If my readers feel bored after reading the first few pages of my book, I have not started with a bang. I have wasted time feeding them information that they don’t need. My story should be entertaining and engaging, leaving them wanting more.

My book’s beginning is critical because it’s available for free on ‘first look’ or ‘sample.’ It determines whether my readers will purchase my work. To guarantee they hit the ‘buy’ button, I must intrigue them and make them curious about what will happen next.

  1. ‘I’m confused.’

If my story has too many dimensions or plot holes, I’m bound to confuse my readers. I could also puzzle them if I have introduced too many points of view or have missed the continuity between scenes.

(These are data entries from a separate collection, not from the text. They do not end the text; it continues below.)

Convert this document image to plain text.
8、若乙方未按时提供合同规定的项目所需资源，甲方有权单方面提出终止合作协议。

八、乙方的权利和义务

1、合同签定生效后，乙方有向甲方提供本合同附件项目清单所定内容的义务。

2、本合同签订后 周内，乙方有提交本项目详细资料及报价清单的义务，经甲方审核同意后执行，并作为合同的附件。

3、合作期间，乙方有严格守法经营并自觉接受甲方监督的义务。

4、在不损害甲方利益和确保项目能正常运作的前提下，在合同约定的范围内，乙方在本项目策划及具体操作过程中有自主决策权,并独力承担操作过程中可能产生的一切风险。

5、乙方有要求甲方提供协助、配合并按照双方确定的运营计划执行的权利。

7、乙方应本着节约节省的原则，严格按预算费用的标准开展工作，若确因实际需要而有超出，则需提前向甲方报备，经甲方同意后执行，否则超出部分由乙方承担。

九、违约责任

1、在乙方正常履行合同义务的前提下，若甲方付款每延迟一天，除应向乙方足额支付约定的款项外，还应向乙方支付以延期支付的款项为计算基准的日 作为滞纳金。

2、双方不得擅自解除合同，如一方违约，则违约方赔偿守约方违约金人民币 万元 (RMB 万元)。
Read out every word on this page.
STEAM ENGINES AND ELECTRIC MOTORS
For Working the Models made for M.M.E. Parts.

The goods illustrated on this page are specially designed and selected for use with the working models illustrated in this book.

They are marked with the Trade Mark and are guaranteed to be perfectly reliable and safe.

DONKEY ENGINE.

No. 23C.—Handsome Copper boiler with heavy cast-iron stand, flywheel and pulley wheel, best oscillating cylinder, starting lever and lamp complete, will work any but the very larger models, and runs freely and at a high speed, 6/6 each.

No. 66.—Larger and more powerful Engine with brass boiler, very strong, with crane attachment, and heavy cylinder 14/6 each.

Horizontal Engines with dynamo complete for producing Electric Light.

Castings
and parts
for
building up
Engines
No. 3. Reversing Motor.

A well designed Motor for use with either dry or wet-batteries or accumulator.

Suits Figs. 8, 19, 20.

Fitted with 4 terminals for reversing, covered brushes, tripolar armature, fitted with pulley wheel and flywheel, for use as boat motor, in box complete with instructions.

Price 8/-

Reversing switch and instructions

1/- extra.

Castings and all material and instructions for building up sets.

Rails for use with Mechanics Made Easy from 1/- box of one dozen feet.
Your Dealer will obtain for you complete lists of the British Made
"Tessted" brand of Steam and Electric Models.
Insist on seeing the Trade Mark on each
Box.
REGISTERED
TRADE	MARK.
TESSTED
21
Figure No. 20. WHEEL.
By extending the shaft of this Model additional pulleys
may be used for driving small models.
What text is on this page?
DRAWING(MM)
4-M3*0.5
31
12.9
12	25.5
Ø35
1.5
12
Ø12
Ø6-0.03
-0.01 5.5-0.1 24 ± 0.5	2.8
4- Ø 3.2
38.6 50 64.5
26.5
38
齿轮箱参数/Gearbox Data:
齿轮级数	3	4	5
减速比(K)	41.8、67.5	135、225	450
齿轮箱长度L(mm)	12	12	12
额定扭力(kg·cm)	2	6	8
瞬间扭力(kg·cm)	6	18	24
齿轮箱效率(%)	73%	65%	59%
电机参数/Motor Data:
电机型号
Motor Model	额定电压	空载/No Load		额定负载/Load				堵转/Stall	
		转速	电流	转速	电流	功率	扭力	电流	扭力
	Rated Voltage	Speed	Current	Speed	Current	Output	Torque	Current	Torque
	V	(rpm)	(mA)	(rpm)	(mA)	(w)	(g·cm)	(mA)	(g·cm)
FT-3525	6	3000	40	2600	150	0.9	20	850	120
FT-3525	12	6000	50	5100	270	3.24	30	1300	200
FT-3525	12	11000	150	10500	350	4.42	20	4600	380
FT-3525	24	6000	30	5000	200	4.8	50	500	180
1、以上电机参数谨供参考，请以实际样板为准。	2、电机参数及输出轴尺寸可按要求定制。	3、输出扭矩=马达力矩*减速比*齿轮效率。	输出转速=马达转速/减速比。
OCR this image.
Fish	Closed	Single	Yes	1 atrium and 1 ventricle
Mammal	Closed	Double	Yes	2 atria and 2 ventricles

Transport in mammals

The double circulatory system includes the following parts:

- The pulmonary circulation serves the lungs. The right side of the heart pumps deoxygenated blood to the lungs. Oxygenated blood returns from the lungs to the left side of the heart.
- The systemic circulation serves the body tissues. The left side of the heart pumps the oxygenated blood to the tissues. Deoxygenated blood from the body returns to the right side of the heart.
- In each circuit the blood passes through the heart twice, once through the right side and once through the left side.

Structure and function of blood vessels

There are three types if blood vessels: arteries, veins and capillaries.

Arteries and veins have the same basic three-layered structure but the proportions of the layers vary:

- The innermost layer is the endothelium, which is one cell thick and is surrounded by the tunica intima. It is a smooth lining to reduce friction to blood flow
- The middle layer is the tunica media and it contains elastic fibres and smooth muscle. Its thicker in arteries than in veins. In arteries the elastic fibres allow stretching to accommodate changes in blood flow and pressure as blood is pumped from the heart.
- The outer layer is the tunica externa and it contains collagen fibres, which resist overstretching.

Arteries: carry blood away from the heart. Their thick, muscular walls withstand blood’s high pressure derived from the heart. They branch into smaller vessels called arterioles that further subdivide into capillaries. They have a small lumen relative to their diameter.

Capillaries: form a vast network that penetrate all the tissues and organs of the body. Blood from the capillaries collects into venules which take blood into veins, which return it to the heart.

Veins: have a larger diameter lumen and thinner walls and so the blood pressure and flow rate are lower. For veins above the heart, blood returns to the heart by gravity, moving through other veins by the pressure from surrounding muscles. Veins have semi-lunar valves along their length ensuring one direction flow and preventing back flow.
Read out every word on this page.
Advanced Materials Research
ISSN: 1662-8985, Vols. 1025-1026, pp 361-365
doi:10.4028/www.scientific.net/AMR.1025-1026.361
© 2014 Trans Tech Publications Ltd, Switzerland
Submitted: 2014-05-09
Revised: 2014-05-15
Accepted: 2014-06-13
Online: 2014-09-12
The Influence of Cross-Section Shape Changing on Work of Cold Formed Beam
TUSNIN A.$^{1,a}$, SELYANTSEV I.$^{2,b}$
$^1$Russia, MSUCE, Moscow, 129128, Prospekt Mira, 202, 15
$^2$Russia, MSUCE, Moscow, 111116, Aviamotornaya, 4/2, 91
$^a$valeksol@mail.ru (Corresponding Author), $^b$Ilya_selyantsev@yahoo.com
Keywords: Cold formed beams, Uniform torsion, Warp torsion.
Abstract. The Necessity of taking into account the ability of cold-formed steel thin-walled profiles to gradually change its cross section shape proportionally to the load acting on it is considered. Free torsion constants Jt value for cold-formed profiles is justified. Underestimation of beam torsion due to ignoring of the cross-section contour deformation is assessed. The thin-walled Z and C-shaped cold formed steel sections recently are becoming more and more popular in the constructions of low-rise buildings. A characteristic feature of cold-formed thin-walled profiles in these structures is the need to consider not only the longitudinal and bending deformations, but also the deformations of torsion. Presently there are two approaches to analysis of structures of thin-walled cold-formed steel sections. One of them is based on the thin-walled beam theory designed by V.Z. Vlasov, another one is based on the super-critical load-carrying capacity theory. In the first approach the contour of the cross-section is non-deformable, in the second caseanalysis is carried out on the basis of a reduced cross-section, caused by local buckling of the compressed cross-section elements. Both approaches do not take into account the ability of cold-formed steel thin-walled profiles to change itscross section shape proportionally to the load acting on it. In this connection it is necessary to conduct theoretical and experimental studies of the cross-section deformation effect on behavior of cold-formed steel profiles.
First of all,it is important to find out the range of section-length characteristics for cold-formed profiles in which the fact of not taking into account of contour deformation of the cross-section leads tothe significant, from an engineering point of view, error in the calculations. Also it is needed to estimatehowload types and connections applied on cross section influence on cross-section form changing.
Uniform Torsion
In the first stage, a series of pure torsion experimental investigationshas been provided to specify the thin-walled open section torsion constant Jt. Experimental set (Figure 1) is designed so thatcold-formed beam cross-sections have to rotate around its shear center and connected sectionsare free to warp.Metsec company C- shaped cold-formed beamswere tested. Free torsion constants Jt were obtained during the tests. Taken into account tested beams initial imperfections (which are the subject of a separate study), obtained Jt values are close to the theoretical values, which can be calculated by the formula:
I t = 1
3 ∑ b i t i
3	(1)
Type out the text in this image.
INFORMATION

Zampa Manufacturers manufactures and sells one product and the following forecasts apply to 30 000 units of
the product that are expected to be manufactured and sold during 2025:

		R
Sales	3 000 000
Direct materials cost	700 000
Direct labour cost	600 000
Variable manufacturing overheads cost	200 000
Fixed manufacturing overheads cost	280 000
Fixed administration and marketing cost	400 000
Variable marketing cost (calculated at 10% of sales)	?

If my plot is too confusing, my readers will not finish my book, and they won’t recommend it to their friends. I need to remove the irrelevant parts and mend plot holes so that they complete my novel.

  1. ‘I don’t feel anything for your characters.’

If my readers are apathetic toward my characters, I need to rewrite them. The people in my story must be relatable with flaws. They should not be unbelievably perfect characters that no one can connect with.

Instead of labeling my characters as ‘good,’ ‘bad, etc., it’s better to let my readers judge by showing my protagonists’/antagonists’ actions. Hence, I will have the freedom to write multi-dimensional people who are more believable than absolute villains.

  1. ‘I feel depressed after reading this.’

If my readers can’t sleep after reading my book because it’s making their stomachs churn, I need to restart my novel. The reason I write fiction is that I’m the owner of my story and the characters. I can choose to make my protagonists endlessly or make them fight and overcome all odds. My choice is always the latter.

As a reader, I despise stories with no positivity. They haunt me to the extent that I write alternate endings for them for my own peace. Hence, as a writer, I must never put my readers through this distress.

  1. ‘So what.’

After finishing my book, if my readers say ‘so what,’ my writing has no purpose, or the message is not clear. If the message is not clear, I must refine the narrative and the scenes to portray it better. However, if the story has no purpose, I must delete it and rewrite it.

When I start writing a novel, the first step is to get the purpose well-defined in a single line. If I can answer the question, ‘what am I trying to convey?’, I must move forward with the plot; otherwise, there is no point in writing the book.